What is HP doing to make it easier for partners to support international customers?
One of the things we have done with PartnerOne is harmonize many of our programs around the globe. Quite frankly, many of our country managers were running their own fiefdoms for a long time. We have tried to harmonize the programs.
When you are servicing a customer that has operations in eight or 10 countries, we need the product that customer wants to be available in all countries. There needs to be consistent pricing. There needs to be consistent terms. There needs to be consistent choices that those customers have. We are working hard to harmonize that as well.
Talk about the move to make HP a single unified company rather than a collection of businesses.
As you know HP, at least in probably the last 10 years, was quite a siloed organization across business units. And even within EG [Enterprise Group], servers, storage, networking,, was more siloed than what I would like. In the end, my view is that this is all about what is the margin for you and for us on this collection of products. We cannot be driven by individual P&L. We can't be driven by country P&L. We have got to start by asking: What does the customer want? This is one of the most challenging cultural shifts because we come from a P&L perspective, when we have got to say: What is easiest for the customer? What I say to our people all the time is: There is no HP EG share. There is no HP software share. There is no HP Printing and Personal Systems share. There is only HP as a company. So we have to work harder to do the right thing for customers and then sort out the internal financials later. We are making some progress. But we have more work to do.
HP was marketing-driven under Carly Fiorina and Mark Hurd pushed HP more toward being sales-oriented. What is HP going to be under Meg Whitman?
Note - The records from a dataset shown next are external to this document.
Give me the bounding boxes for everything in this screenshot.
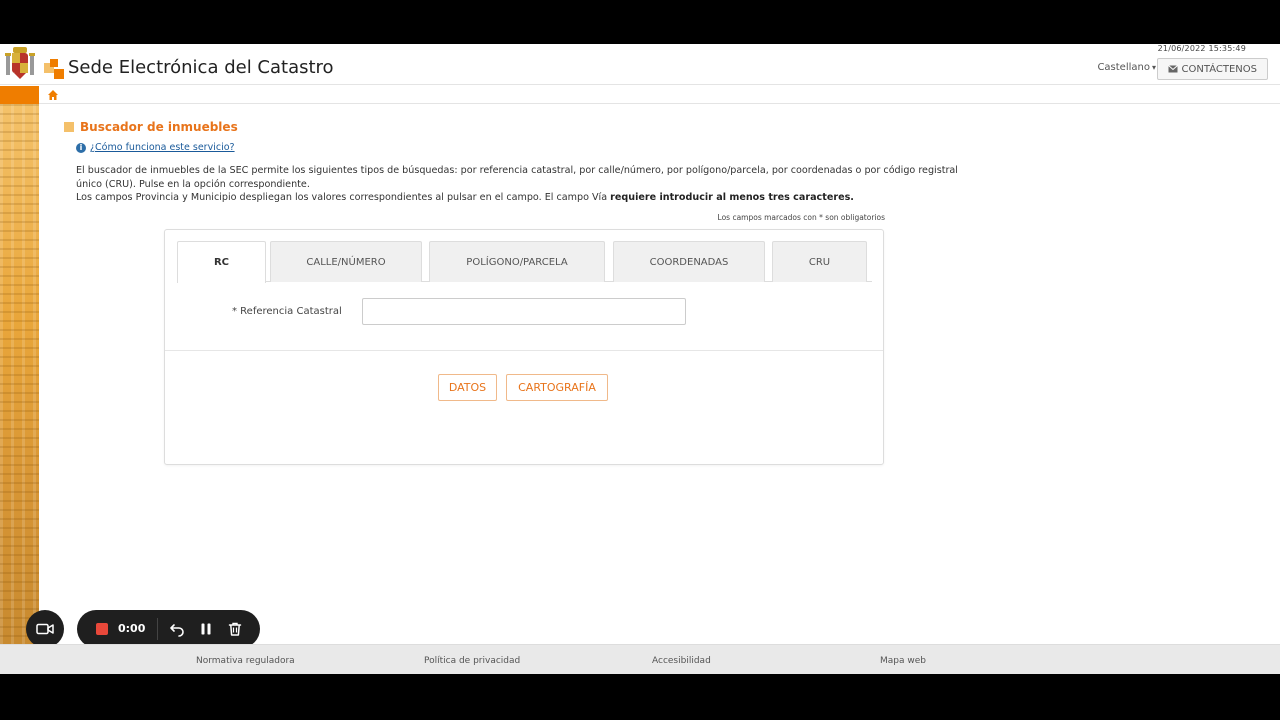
tab-coordenadas[interactable]: COORDENADAS	[613, 241, 765, 282]
site-title: Sede Electrónica del Catastro	[68, 57, 334, 78]
description-line-2: único (CRU). Pulse en la opción correspo…	[76, 178, 310, 190]
caret-down-icon: ▾	[1151, 63, 1156, 72]
section-title: Buscador de inmuebles	[64, 120, 238, 134]
tab-calle-numero[interactable]: CALLE/NÚMERO	[270, 241, 422, 282]
decorative-city-image	[0, 104, 39, 644]
tab-poligono-parcela[interactable]: POLÍGONO/PARCELA	[429, 241, 605, 282]
description-line-3-plain: Los campos Provincia y Municipio desplie…	[76, 192, 611, 204]
brand-accent-bar	[0, 86, 39, 104]
home-icon[interactable]	[47, 89, 59, 101]
toolbar-divider	[157, 618, 158, 640]
undo-icon[interactable]	[169, 621, 185, 637]
recording-timer: 0:00	[118, 622, 146, 635]
referencia-catastral-label: * Referencia Catastral	[232, 306, 342, 317]
pause-icon[interactable]	[198, 621, 214, 637]
camera-button[interactable]	[26, 610, 64, 648]
datos-button[interactable]: DATOS	[438, 374, 497, 401]
description-line-3: Los campos Provincia y Municipio desplie…	[76, 191, 976, 205]
site-header: Sede Electrónica del Catastro Castellano…	[0, 47, 1280, 85]
breadcrumb	[39, 86, 1280, 104]
section-title-text: Buscador de inmuebles	[80, 120, 238, 134]
footer-link-privacidad[interactable]: Política de privacidad	[424, 656, 520, 666]
contact-button[interactable]: CONTÁCTENOS	[1156, 58, 1268, 80]
recording-toolbar: 0:00	[77, 610, 260, 648]
language-selector[interactable]: Castellano ▾	[1097, 62, 1156, 73]
info-icon: i	[76, 142, 86, 153]
stop-recording-icon[interactable]	[96, 623, 108, 635]
section-square-icon	[64, 122, 74, 132]
footer-link-normativa[interactable]: Normativa reguladora	[196, 656, 295, 666]
contact-label: CONTÁCTENOS	[1181, 63, 1257, 75]
cartografia-button[interactable]: CARTOGRAFÍA	[506, 374, 608, 401]
panel-divider	[165, 350, 883, 351]
coat-of-arms-icon	[5, 47, 35, 79]
envelope-icon	[1167, 65, 1178, 73]
help-link[interactable]: ¿Cómo funciona este servicio?	[90, 142, 235, 153]
video-camera-icon	[36, 623, 54, 635]
language-label: Castellano	[1097, 62, 1150, 73]
help-row: i ¿Cómo funciona este servicio?	[76, 142, 235, 153]
description-text: El buscador de inmuebles de la SEC permi…	[76, 164, 976, 205]
trash-icon[interactable]	[227, 621, 243, 637]
search-panel: RC CALLE/NÚMERO POLÍGONO/PARCELA COORDEN…	[164, 229, 884, 465]
tab-cru[interactable]: CRU	[772, 241, 867, 282]
description-line-3-bold: requiere introducir al menos tres caract…	[610, 192, 854, 204]
search-tabs: RC CALLE/NÚMERO POLÍGONO/PARCELA COORDEN…	[177, 241, 872, 283]
browser-page: 21/06/2022 15:35:49 Sede Electrónica del…	[0, 44, 1280, 674]
tab-rc[interactable]: RC	[177, 241, 266, 283]
footer-link-accesibilidad[interactable]: Accesibilidad	[652, 656, 711, 666]
footer-link-mapa-web[interactable]: Mapa web	[880, 656, 926, 666]
site-footer: Normativa reguladora Política de privaci…	[0, 644, 1280, 674]
referencia-catastral-input[interactable]	[362, 298, 686, 325]
datetime-display: 21/06/2022 15:35:49	[1157, 44, 1246, 53]
description-line-1: El buscador de inmuebles de la SEC permi…	[76, 165, 958, 176]
required-fields-note: Los campos marcados con * son obligatori…	[717, 213, 885, 222]
catastro-logo-icon	[44, 59, 64, 79]
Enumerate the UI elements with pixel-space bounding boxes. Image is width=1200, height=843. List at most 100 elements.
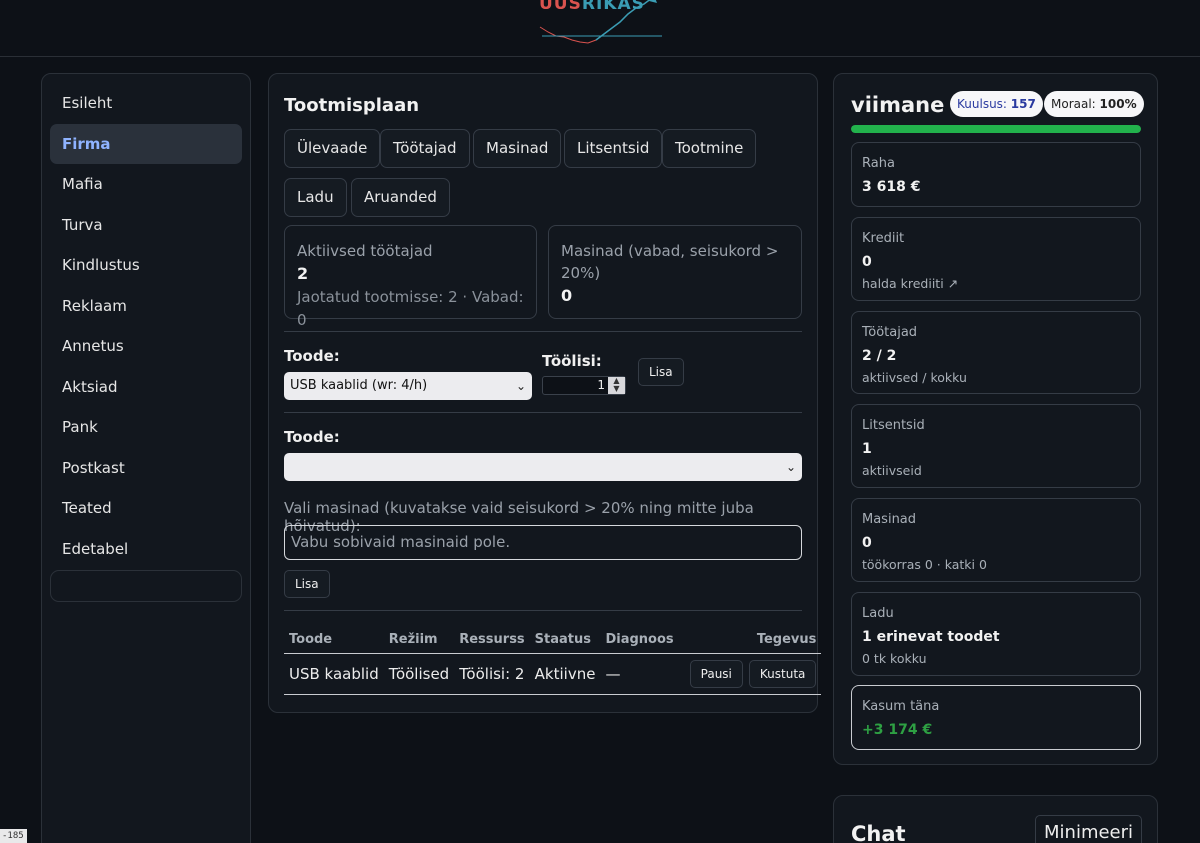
column-header: Staatus [529,626,601,654]
top-bar: UUSRIKAS [0,0,1200,57]
pause-button[interactable]: Pausi [689,659,743,688]
sidebar-item-teated[interactable]: Teated [50,488,242,528]
licenses-title: Litsentsid [862,418,925,433]
cell-status: Aktiivne [529,653,601,695]
add-worker-production-button[interactable]: Lisa [638,358,684,386]
licenses-value: 1 [862,441,872,457]
sidebar-item-mafia[interactable]: Mafia [50,164,242,204]
spinner-icon[interactable]: ▲ ▼ [608,377,625,394]
logo-chart-icon [539,0,662,44]
tab-aruanded[interactable]: Aruanded [351,178,450,217]
tab-ladu[interactable]: Ladu [284,178,347,217]
machines-sub: töökorras 0 · katki 0 [862,557,987,572]
cell-diagnosis: — [600,653,679,695]
workers-number-input[interactable]: 1 ▲ ▼ [542,376,626,395]
sidebar-item-reklaam[interactable]: Reklaam [50,286,242,326]
column-header: Tegevus [678,626,822,654]
sidebar-item-annetus[interactable]: Annetus [50,326,242,366]
workers-sub: aktiivsed / kokku [862,370,967,385]
morale-progress-bar [851,125,1141,133]
page-title: Tootmisplaan [284,95,420,116]
divider [284,331,802,332]
machines-list-box: Vabu sobivaid masinaid pole. [284,525,802,560]
corner-debug-tag: -185 [0,829,27,843]
tab-litsentsid[interactable]: Litsentsid [564,129,663,168]
profit-title: Kasum täna [862,699,940,714]
sidebar-item-kindlustus[interactable]: Kindlustus [50,245,242,285]
stock-value: 1 erinevat toodet [862,629,1000,645]
cell-resource: Töölisi: 2 [454,653,530,695]
fame-label: Kuulsus: [957,97,1007,111]
machine-product-select[interactable]: ⌄ [284,453,802,481]
sidebar-item-firma[interactable]: Firma [50,123,242,164]
chat-panel: Chat Minimeeri [833,795,1158,843]
tab-tootmine[interactable]: Tootmine [662,129,757,168]
machines-stat-value: 0 [561,286,573,305]
tab-masinad[interactable]: Masinad [473,129,562,168]
fame-value: 157 [1010,97,1036,111]
money-card: Raha 3 618 € [851,142,1141,207]
tab-tootajad[interactable]: Töötajad [380,129,470,168]
workers-label: Töölisi: [542,352,602,370]
cell-mode: Töölised [383,653,455,695]
sidebar-item-aktsiad[interactable]: Aktsiad [50,367,242,407]
company-summary-panel: viimane Kuulsus: 157 Moraal: 100% Raha 3… [833,73,1158,765]
company-name: viimane [851,93,945,117]
machines-card: Masinad 0 töökorras 0 · katki 0 [851,498,1141,582]
delete-button[interactable]: Kustuta [748,659,817,688]
morale-label: Moraal: [1051,97,1096,111]
fame-badge: Kuulsus: 157 [950,91,1043,117]
sidebar-item-edetabel[interactable]: Edetabel [50,529,242,569]
morale-value: 100% [1099,97,1137,111]
sidebar-item-turva[interactable]: Turva [50,205,242,245]
chat-title: Chat [851,822,906,843]
tab-ulevaade[interactable]: Ülevaade [284,129,381,168]
divider [284,412,802,413]
column-header: Režiim [383,626,455,654]
sidebar-item-pank[interactable]: Pank [50,407,242,447]
licenses-card: Litsentsid 1 aktiivseid [851,404,1141,488]
money-value: 3 618 € [862,179,921,195]
morale-badge: Moraal: 100% [1044,91,1144,117]
active-workers-stat: Aktiivsed töötajad 2 Jaotatud tootmisse:… [284,225,537,329]
credit-title: Krediit [862,231,905,246]
active-workers-label: Aktiivsed töötajad [297,242,433,260]
site-logo[interactable]: UUSRIKAS [536,0,664,48]
machines-value: 0 [862,535,872,551]
product-select[interactable]: USB kaablid (wr: 4/h) ⌄ [284,372,532,400]
machines-stat-label: Masinad (vabad, seisukord > 20%) [561,242,779,282]
column-header: Diagnoos [600,626,679,654]
machines-title: Masinad [862,512,917,527]
sidebar-empty-slot [50,569,242,602]
sidebar-item-postkast[interactable]: Postkast [50,448,242,488]
stock-sub: 0 tk kokku [862,651,927,666]
column-header: Ressurss [454,626,530,654]
add-machine-production-button[interactable]: Lisa [284,570,330,598]
workers-card: Töötajad 2 / 2 aktiivsed / kokku [851,311,1141,394]
minimize-chat-button[interactable]: Minimeeri [1035,815,1143,843]
cell-product: USB kaablid [284,653,384,695]
manage-credit-link[interactable]: halda krediiti ↗ [862,275,1130,293]
chevron-down-icon: ⌄ [515,379,526,393]
workers-title: Töötajad [862,325,918,340]
money-title: Raha [862,156,895,171]
sidebar-nav: Esileht Firma Mafia Turva Kindlustus Rek… [41,73,251,843]
machines-stat: Masinad (vabad, seisukord > 20%) 0 [548,225,802,319]
product-label: Toode: [284,347,340,365]
cell-actions: Pausi Kustuta [678,653,822,695]
sidebar-item-esileht[interactable]: Esileht [50,83,242,123]
chevron-down-icon: ⌄ [785,460,796,474]
table-header-row: Toode Režiim Ressurss Staatus Diagnoos T… [284,626,822,654]
credit-card: Krediit 0 halda krediiti ↗ [851,217,1141,301]
machine-product-label: Toode: [284,428,340,446]
active-workers-value: 2 [297,264,309,283]
column-header: Toode [284,626,384,654]
stock-card: Ladu 1 erinevat toodet 0 tk kokku [851,592,1141,676]
profit-value: +3 174 € [862,722,933,738]
stock-title: Ladu [862,606,894,621]
production-panel: Tootmisplaan Ülevaade Töötajad Masinad L… [268,73,822,713]
production-table: Toode Režiim Ressurss Staatus Diagnoos T… [284,626,822,695]
active-workers-sub: Jaotatud tootmisse: 2 · Vabad: 0 [297,288,524,329]
workers-value: 2 / 2 [862,348,897,364]
profit-card: Kasum täna +3 174 € [851,685,1141,750]
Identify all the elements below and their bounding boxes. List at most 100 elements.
I believe that DNA of companies is really hard to change. When I come into new situations like this, I always go back to the heritage of the company. ... What differentiates HP historically is we are a great engineering company. No one does better product engineering than HP. No one does better software engineering as it relates to our hardware than HP. Obviously, software runs the hardware. Many people are surprised to know how much depth we have in software engineering. The second thing HP is all about is customer service and support. We will do anything for customers and partners, sometimes at great expense, I must say. So we have to double down on those core features. Then we have got to build the capability around packaging, pricing, solutioning because of the new style of IT. As a selling company, we are not as good as we should be. But our point of difference has got to be around great products and great customer support and service.